Chase, "Field Notes": "On neck, simple maeander, bordered above and below by a single line; on shoulder, ... tongue pattern bordered above and below by a single line, and defining top of main field; at either side of main field, three vertical lines and ... two rows of pellets in regular alternation. Above maeander, a single line runs about the neck; on upper part of foot, similar line; below main field, pair of similar lines. In the main field: female figure (Artemis?) seated on folding stool, right, but with head turned to left. She wears chiton and himation, decorated with a few scattered white and red spots, and in her hair a pellet (right). In her right hand, she holds a branch which extends downward and right. From her shoulders two similar branches rise obliquely. Another extends downward left from just below her right arm; a fifth rises obliquely from the ground under the chair. Four of these branches have a white pellet (berry?) on either side near the middle. The fifth has only one pellet. The left hand of the figure is raised and touches the muzzle of the bull at the right, which has a fillet (right) about his neck. The bull at the left has a similar fillet; his muzzle is marked by a white circle. The legs of the stool are in the form of animals' legs; at the upper end of each and at the point where they cross is a white circle.
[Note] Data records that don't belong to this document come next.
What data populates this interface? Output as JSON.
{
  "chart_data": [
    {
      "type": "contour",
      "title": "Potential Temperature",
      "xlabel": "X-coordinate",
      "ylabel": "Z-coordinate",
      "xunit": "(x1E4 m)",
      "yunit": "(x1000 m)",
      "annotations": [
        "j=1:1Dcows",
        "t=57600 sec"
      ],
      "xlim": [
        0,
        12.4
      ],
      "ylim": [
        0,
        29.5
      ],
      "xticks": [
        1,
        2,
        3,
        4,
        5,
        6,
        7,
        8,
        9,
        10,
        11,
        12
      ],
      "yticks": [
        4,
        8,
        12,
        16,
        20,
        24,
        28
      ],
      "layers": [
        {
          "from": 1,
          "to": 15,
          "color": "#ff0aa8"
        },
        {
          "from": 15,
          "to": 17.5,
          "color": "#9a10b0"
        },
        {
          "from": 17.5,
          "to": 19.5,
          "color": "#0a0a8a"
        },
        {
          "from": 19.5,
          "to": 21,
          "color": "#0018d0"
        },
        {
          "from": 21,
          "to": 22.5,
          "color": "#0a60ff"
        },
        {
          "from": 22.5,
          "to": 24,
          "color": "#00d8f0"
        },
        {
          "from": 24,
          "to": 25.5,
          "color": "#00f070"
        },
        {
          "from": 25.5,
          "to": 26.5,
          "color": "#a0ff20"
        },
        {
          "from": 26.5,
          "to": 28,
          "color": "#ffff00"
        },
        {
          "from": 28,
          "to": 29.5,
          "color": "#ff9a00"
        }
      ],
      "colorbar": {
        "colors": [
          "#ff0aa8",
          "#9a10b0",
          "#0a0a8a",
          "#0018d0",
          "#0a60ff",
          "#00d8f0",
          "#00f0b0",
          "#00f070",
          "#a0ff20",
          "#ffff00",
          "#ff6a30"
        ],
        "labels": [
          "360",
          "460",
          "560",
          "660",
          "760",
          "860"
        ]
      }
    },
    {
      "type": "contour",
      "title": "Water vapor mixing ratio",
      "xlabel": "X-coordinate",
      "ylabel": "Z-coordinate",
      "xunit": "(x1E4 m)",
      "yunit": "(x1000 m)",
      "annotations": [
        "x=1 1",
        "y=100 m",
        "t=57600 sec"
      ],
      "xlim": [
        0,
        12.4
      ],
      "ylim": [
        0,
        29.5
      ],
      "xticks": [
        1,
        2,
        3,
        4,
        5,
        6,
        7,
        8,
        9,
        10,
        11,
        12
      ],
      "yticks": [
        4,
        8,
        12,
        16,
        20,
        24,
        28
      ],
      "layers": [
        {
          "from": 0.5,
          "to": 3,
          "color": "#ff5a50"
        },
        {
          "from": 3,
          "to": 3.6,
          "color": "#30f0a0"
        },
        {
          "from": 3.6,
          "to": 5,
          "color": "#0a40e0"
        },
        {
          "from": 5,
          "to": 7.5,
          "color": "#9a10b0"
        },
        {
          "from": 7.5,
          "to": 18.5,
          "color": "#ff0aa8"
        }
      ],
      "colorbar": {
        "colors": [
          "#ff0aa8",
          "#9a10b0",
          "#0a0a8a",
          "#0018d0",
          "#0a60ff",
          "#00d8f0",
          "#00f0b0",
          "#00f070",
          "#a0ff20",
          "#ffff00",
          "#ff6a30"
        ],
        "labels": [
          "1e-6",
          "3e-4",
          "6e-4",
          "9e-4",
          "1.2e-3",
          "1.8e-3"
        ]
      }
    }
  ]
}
"Attic style of 2nd half of 6th C [But here dated ca. 500-480.] Incision rather careless."

Beazley (ABV 524) relates this class to the Athena Painter, on whose dating, see ABL 163. G.M.A. Hanfmann suggested that the female figure may be Europa.

Dimensions
H. 0.197; diam. 0.125
Comments
See Also
Bibliography
Published: Sardis I, 118, fig. 124. For date, see ABV 533.10; for Tomb 813 contents, see Sardis R2, 75. For the tomb in general, see Sardis I, 159-62 and figs. 122, 177, 178. The tomb also contained a bronze end of a bier pole, a faience Egyptian eye, several terracottas, a stone alabastron, gold objects (Sardis XI, no. 12), and a seal (Sardis XI, no. 104 and Sardis I, 121, fig. 131). I am grateful to the late Edith Porada, who kindly provided the following information regarding this cylinder (by letters to C.H. Greenewalt, Jr., 22 February 1985 and 8 March 1985). She saw it as having been made at Sardis, late in the reign of Darius I, and cited comparisons with an example from Memphis (W. Flinders Petrie et al. ed., Meydum and Memphis III [BSAE XVIII, 1910], pl. 36, no. 27); and she compared the flat-topped headdresses of the sphinxes to those on a sealing from Persepolis (E.F. Schmidt, Persepolis II [Chicago 1953-1957], pl. III, PT 4, 673).